For the web agent, they implement tree search across web pages, where each state in the search tree is defined by a summary of the agent’s historical interactions and the Document Object Model (DOM) tree of the current web page. This setup differs significantly from the more constrained environments of board games like Chess or Go, because the web-agent’s action space is open-format and highly variable.
Instead of a fixed strategy, They employ the base model as an action-proposal distribution, sampling a fixed number of possible actions at each node, or web page.
🌸 Enhancing Decision-Making for LLM Agents via Step-Level Q-Value Models
The researchers of National University of Defense Technology, Changsha, China and State Key Laboratory of Complex & Critical Software Environment propose a novel approach that employs a task-relevant Q-value model to guide action selection throughout the decision-making process.

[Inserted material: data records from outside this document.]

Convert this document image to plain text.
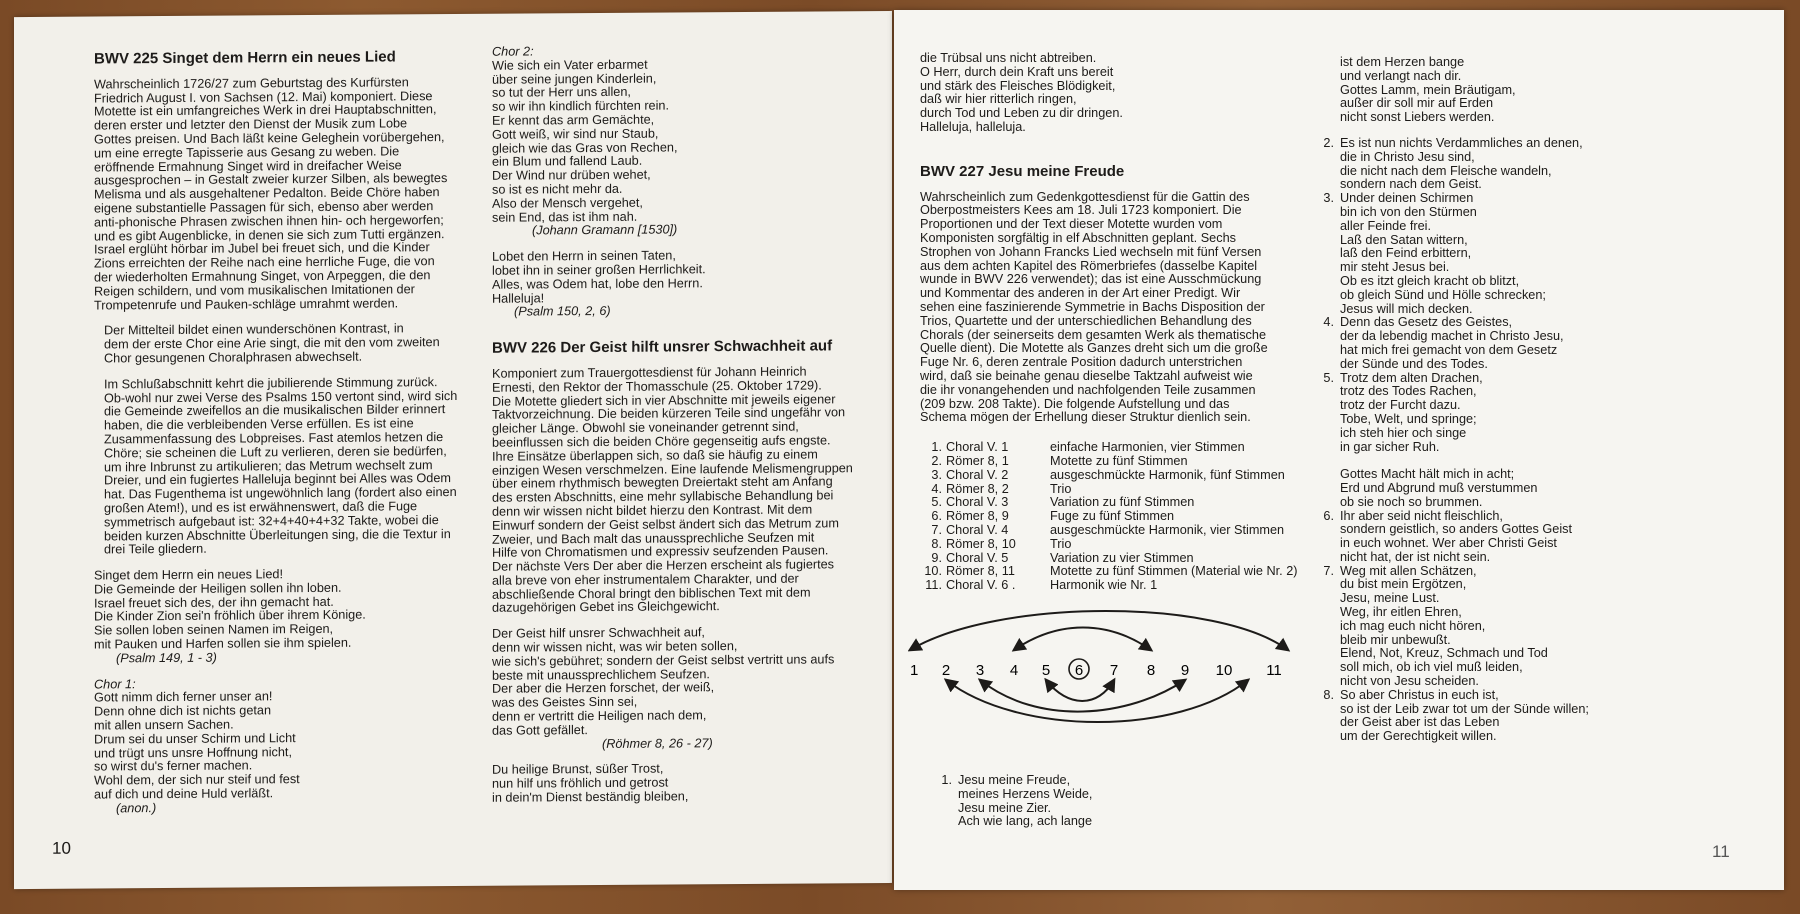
BWV 225 Singet dem Herrn ein neues Lied
Wahrscheinlich 1726/27 zum Geburtstag des Kurfürsten
Friedrich August I. von Sachsen (12. Mai) komponiert. Diese
Motette ist ein umfangreiches Werk in drei Hauptabschnitten,
deren erster und letzter den Dienst der Musik zum Lobe
Gottes preisen. Und Bach läßt keine Geleghein vorübergehen,
um eine erregte Tapisserie aus Gesang zu weben. Die
eröffnende Ermahnung Singet wird in dreifacher Weise
ausgesprochen – in Gestalt zweier kurzer Silben, als bewegtes
Melisma und als ausgehaltener Pedalton. Beide Chöre haben
eigene substantielle Passagen für sich, ebenso aber werden
anti-phonische Phrasen zwischen ihnen hin- och hergeworfen;
und es gibt Augenblicke, in denen sie sich zum Tutti ergänzen.
Israel erglüht hörbar im Jubel bei freuet sich, und die Kinder
Zions erreichten der Reihe nach eine herrliche Fuge, die von
der wiederholten Ermahnung Singet, von Arpeggen, die den
Reigen schildern, und vom musikalischen Imitationen der
Trompetenrufe und Pauken-schläge umrahmt werden.
Der Mittelteil bildet einen wunderschönen Kontrast, in
dem der erste Chor eine Arie singt, die mit den vom zweiten
Chor gesungenen Choralphrasen abwechselt.
Im Schlußabschnitt kehrt die jubilierende Stimmung zurück.
Ob-wohl nur zwei Verse des Psalms 150 vertont sind, wird sich
die Gemeinde zweifellos an die musikalischen Bilder erinnert
haben, die die verbleibenden Verse erfüllen. Es ist eine
Zusammenfassung des Lobpreises. Fast atemlos hetzen die
Chöre; sie scheinen die Luft zu verlieren, deren sie bedürfen,
um ihre Inbrunst zu artikulieren; das Metrum wechselt zum
Dreier, und ein fugiertes Halleluja beginnt bei Alles was Odem
hat. Das Fugenthema ist ungewöhnlich lang (fordert also einen
großen Atem!), und es ist erwähnenswert, daß die Fuge
symmetrisch aufgebaut ist: 32+4+40+4+32 Takte, wobei die
beiden kurzen Abschnitte Überleitungen sing, die die Textur in
drei Teile gliedern.
Singet dem Herrn ein neues Lied!
Die Gemeinde der Heiligen sollen ihn loben.
Israel freuet sich des, der ihn gemacht hat.
Die Kinder Zion sei'n fröhlich über ihrem Könige.
Sie sollen loben seinen Namen im Reigen,
mit Pauken und Harfen sollen sie ihm spielen.
(Psalm 149, 1 - 3)
Chor 1:
Gott nimm dich ferner unser an!
Denn ohne dich ist nichts getan
mit allen unsern Sachen.
Drum sei du unser Schirm und Licht
und trügt uns unsre Hoffnung nicht,
so wirst du's ferner machen.
Wohl dem, der sich nur steif und fest
auf dich und deine Huld verläßt.
(anon.)
Chor 2:
Wie sich ein Vater erbarmet
über seine jungen Kinderlein,
so tut der Herr uns allen,
so wir ihn kindlich fürchten rein.
Er kennt das arm Gemächte,
Gott weiß, wir sind nur Staub,
gleich wie das Gras von Rechen,
ein Blum und fallend Laub.
Der Wind nur drüben wehet,
so ist es nicht mehr da.
Also der Mensch vergehet,
sein End, das ist ihm nah.
(Johann Gramann [1530])
Lobet den Herrn in seinen Taten,
lobet ihn in seiner großen Herrlichkeit.
Alles, was Odem hat, lobe den Herrn.
Halleluja!
(Psalm 150, 2, 6)
BWV 226 Der Geist hilft unsrer Schwachheit auf
Komponiert zum Trauergottesdienst für Johann Heinrich
Ernesti, den Rektor der Thomasschule (25. Oktober 1729).
Die Motette gliedert sich in vier Abschnitte mit jeweils eigener
Taktvorzeichnung. Die beiden kürzeren Teile sind ungefähr von
gleicher Länge. Obwohl sie voneinander getrennt sind,
beeinflussen sich die beiden Chöre gegenseitig aufs engste.
Ihre Einsätze überlappen sich, so daß sie häufig zu einem
einzigen Wesen verschmelzen. Eine laufende Melismengruppen
über einem rhythmisch bewegten Dreiertakt steht am Anfang
des ersten Abschnitts, eine mehr syllabische Behandlung bei
denn wir wissen nicht bildet hierzu den Kontrast. Mit dem
Einwurf sondern der Geist selbst ändert sich das Metrum zum
Zweier, und Bach malt das unaussprechliche Seufzen mit
Hilfe von Chromatismen und expressiv seufzenden Pausen.
Der nächste Vers Der aber die Herzen erscheint als fugiertes
alla breve von eher instrumentalem Charakter, und der
abschließende Choral bringt den biblischen Text mit dem
dazugehörigen Gebet ins Gleichgewicht.
Der Geist hilf unsrer Schwachheit auf,
denn wir wissen nicht, was wir beten sollen,
wie sich's gebühret; sondern der Geist selbst vertritt uns aufs
beste mit unaussprechlichem Seufzen.
Der aber die Herzen forschet, der weiß,
was des Geistes Sinn sei,
denn er vertritt die Heiligen nach dem,
das Gott gefället.
(Röhmer 8, 26 - 27)
Du heilige Brunst, süßer Trost,
nun hilf uns fröhlich und getrost
in dein'm Dienst beständig bleiben,
10
die Trübsal uns nicht abtreiben.
O Herr, durch dein Kraft uns bereit
und stärk des Fleisches Blödigkeit,
daß wir hier ritterlich ringen,
durch Tod und Leben zu dir dringen.
Halleluja, halleluja.
BWV 227 Jesu meine Freude
Wahrscheinlich zum Gedenkgottesdienst für die Gattin des
Oberpostmeisters Kees am 18. Juli 1723 komponiert. Die
Proportionen und der Text dieser Motette wurden vom
Komponisten sorgfältig in elf Abschnitten geplant. Sechs
Strophen von Johann Francks Lied wechseln mit fünf Versen
aus dem achten Kapitel des Römerbriefes (dasselbe Kapitel
wunde in BWV 226 verwendet); das ist eine Ausschmückung
und Kommentar des anderen in der Art einer Predigt. Wir
sehen eine faszinierende Symmetrie in Bachs Disposition der
Trios, Quartette und der unterschiedlichen Behandlung des
Chorals (der seinerseits dem gesamten Werk als thematische
Quelle dient). Die Motette als Ganzes dreht sich um die große
Fuge Nr. 6, deren zentrale Position dadurch unterstrichen
wird, daß sie beinahe genau dieselbe Taktzahl aufweist wie
die ihr vonangehenden und nachfolgenden Teile zusammen
(209 bzw. 208 Takte). Die folgende Aufstellung und das
Schema mögen der Erhellung dieser Struktur dienlich sein.
1. Choral V. 1	einfache Harmonien, vier Stimmen
2. Römer 8, 1	Motette zu fünf Stimmen
3. Choral V. 2	ausgeschmückte Harmonik, fünf Stimmen
4. Römer 8, 2	Trio
5. Choral V. 3	Variation zu fünf Stimmen
6. Römer 8, 9	Fuge zu fünf Stimmen
7. Choral V. 4	ausgeschmückte Harmonik, vier Stimmen
8. Römer 8, 10	Trio
9. Choral V. 5	Variation zu vier Stimmen
10. Römer 8, 11	Motette zu fünf Stimmen (Material wie Nr. 2)
11. Choral V. 6 .	Harmonik wie Nr. 1
1 2 3 4 5 6 7 8 9 10 11
1. Jesu meine Freude,
meines Herzens Weide,
Jesu meine Zier.
Ach wie lang, ach lange
ist dem Herzen bange
und verlangt nach dir.
Gottes Lamm, mein Bräutigam,
außer dir soll mir auf Erden
nicht sonst Liebers werden.
2. Es ist nun nichts Verdammliches an denen,
die in Christo Jesu sind,
die nicht nach dem Fleische wandeln,
sondern nach dem Geist.
3. Under deinen Schirmen
bin ich von den Stürmen
aller Feinde frei.
Laß den Satan wittern,
laß den Feind erbittern,
mir steht Jesus bei.
Ob es itzt gleich kracht ob blitzt,
ob gleich Sünd und Hölle schrecken;
Jesus will mich decken.
4. Denn das Gesetz des Geistes,
der da lebendig machet in Christo Jesu,
hat mich frei gemacht von dem Gesetz
der Sünde und des Todes.
5. Trotz dem alten Drachen,
trotz des Todes Rachen,
trotz der Furcht dazu.
Tobe, Welt, und springe;
ich steh hier och singe
in gar sicher Ruh.

Gottes Macht hält mich in acht;
Erd und Abgrund muß verstummen
ob sie noch so brummen.
6. Ihr aber seid nicht fleischlich,
sondern geistlich, so anders Gottes Geist
in euch wohnet. Wer aber Christi Geist
nicht hat, der ist nicht sein.
7. Weg mit allen Schätzen,
du bist mein Ergötzen,
Jesu, meine Lust.
Weg, ihr eitlen Ehren,
ich mag euch nicht hören,
bleib mir unbewußt.
Elend, Not, Kreuz, Schmach und Tod
soll mich, ob ich viel muß leiden,
nicht von Jesu scheiden.
8. So aber Christus in euch ist,
so ist der Leib zwar tot um der Sünde willen;
der Geist aber ist das Leben
um der Gerechtigkeit willen.
11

The methodology begins with the collection of decision-making trajectories annotated with step-level Q-values, utilizing Monte Carlo Tree Search (MCTS) to construct detailed preference data. Subsequently, they employ another LLM to fit these preferences using Direct Policy Optimization (DPO), which then functions as the Q-value model.
During inference, LLM agents use the highest Q-value to select actions before interacting with the environment, ensuring that each decision maximizes the anticipated reward based on past learning.
The Q-value models not only boost performance but also offer several advantages, including the ability to generalize across different LLM agents and integrate seamlessly with existing prompting strategies.
This approach marks a substantial advancement in the field, demonstrating that strategic enhancements in decision-making frameworks can profoundly improve LLM agents’ effectiveness in complex, multi-step tasks.